AVG has reconfigured the fake traffic it's been spewing over the Internet disguised as IE6.
In late February, AVG paired its updated anti-virus engine with a real-time malware scanner that vets search engine results before you click on them. If you search Google, for instance, this LinkScanner automatically visits each address that turns up on Google's results page.
According to the company, more than 20 million people have downloaded the new AVG 8, and this has caused a huge up-tick in traffic on sites across the web, including The Register. Because the scanner attempts to disguise itself as a real live human click, webmasters who rely on log files for their traffic numbers may be unaware their stats are skewed. And others complain that LinkScanner has added extra dollars to their bandwidth bill.
When AVG's fake traffic was highlighted earlier this month, webmasters could filter LinkScanner visits from their log files.
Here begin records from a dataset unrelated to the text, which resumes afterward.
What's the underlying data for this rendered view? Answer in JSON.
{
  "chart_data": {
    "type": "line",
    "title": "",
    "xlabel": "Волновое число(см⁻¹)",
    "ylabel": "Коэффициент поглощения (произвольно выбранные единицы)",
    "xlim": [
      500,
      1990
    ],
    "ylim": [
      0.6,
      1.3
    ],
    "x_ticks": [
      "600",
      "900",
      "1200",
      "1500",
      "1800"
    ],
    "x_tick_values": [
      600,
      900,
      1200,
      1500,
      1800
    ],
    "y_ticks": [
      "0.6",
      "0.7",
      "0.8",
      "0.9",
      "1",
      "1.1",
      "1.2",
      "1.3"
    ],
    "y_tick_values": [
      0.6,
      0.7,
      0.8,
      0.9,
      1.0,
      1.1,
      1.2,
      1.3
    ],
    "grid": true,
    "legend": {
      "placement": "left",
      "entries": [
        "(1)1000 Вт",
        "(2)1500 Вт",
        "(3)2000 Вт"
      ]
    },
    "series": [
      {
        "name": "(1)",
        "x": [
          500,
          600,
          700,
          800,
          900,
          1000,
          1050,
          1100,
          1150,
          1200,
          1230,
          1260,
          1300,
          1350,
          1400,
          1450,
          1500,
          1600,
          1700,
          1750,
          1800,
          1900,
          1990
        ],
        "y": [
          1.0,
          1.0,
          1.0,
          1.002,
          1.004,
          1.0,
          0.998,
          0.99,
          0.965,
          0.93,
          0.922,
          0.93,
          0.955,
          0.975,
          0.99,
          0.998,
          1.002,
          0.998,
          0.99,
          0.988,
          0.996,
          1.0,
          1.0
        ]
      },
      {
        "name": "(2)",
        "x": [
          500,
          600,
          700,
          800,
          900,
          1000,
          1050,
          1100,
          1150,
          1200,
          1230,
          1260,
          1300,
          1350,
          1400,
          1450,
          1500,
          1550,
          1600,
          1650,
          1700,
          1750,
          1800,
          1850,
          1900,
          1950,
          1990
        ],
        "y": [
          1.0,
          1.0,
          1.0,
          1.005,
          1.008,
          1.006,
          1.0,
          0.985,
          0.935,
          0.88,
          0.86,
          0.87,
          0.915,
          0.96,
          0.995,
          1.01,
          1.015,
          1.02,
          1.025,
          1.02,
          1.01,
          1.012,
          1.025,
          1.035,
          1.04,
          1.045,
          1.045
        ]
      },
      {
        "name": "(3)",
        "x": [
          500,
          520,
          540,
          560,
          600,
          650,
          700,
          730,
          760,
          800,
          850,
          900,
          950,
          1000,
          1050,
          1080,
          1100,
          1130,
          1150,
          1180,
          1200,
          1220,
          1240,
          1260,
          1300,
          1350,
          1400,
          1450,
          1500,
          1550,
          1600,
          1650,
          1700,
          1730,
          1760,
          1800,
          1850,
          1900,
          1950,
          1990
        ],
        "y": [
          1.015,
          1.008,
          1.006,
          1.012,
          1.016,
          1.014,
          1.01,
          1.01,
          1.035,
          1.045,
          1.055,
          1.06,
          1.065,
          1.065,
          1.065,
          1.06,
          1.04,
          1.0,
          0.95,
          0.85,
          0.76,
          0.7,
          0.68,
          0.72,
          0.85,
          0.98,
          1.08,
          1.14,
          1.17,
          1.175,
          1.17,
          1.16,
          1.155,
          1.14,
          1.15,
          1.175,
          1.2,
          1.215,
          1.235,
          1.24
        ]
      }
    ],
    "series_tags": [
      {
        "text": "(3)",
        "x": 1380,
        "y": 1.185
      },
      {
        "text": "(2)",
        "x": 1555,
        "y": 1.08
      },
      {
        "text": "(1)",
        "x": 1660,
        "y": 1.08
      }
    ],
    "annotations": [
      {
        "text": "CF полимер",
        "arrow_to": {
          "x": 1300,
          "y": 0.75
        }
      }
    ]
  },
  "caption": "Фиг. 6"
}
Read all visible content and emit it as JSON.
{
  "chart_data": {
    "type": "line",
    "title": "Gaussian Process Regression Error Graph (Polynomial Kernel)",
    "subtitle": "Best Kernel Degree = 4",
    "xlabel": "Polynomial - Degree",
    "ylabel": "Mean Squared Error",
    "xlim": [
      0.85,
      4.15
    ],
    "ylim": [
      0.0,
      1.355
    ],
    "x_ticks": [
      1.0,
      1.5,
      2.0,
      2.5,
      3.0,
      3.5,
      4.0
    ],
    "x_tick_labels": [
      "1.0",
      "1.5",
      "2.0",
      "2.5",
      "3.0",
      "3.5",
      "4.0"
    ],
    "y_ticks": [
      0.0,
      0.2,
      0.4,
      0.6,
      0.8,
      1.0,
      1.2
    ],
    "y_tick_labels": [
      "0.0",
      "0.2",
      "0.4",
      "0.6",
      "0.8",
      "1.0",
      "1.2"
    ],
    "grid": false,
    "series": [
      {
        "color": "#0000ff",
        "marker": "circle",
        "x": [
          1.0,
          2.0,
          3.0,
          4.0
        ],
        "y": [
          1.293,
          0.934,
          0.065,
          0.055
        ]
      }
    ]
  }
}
Each scan left a unique user agent:
User-Agent: Mozilla/4.0 (compatible; MSIE 6.0; Windows NT 5.1;1813)
AVG has now changed this user agent on the for-pay version of AVG 8. It appears that scans now use this agent as well:
User-Agent: Mozilla/4.0 (compatible; MSIE 6.0; Windows NT 5.1; SV1)
Many webmasters may have no choice but to abandon log file analysis, adopting alternative tools from companies like Google, Yahoo!, comScore, or Nielsen NetRatings and these tools have their drawbacks. comScore's service tends to underestimate traffic from daytime work machines and if you go with Google Analytics, you have to tag your pages with JavaScript - and share your traffic numbers with Google. Plus, these tools won't solve the bandwidth issue.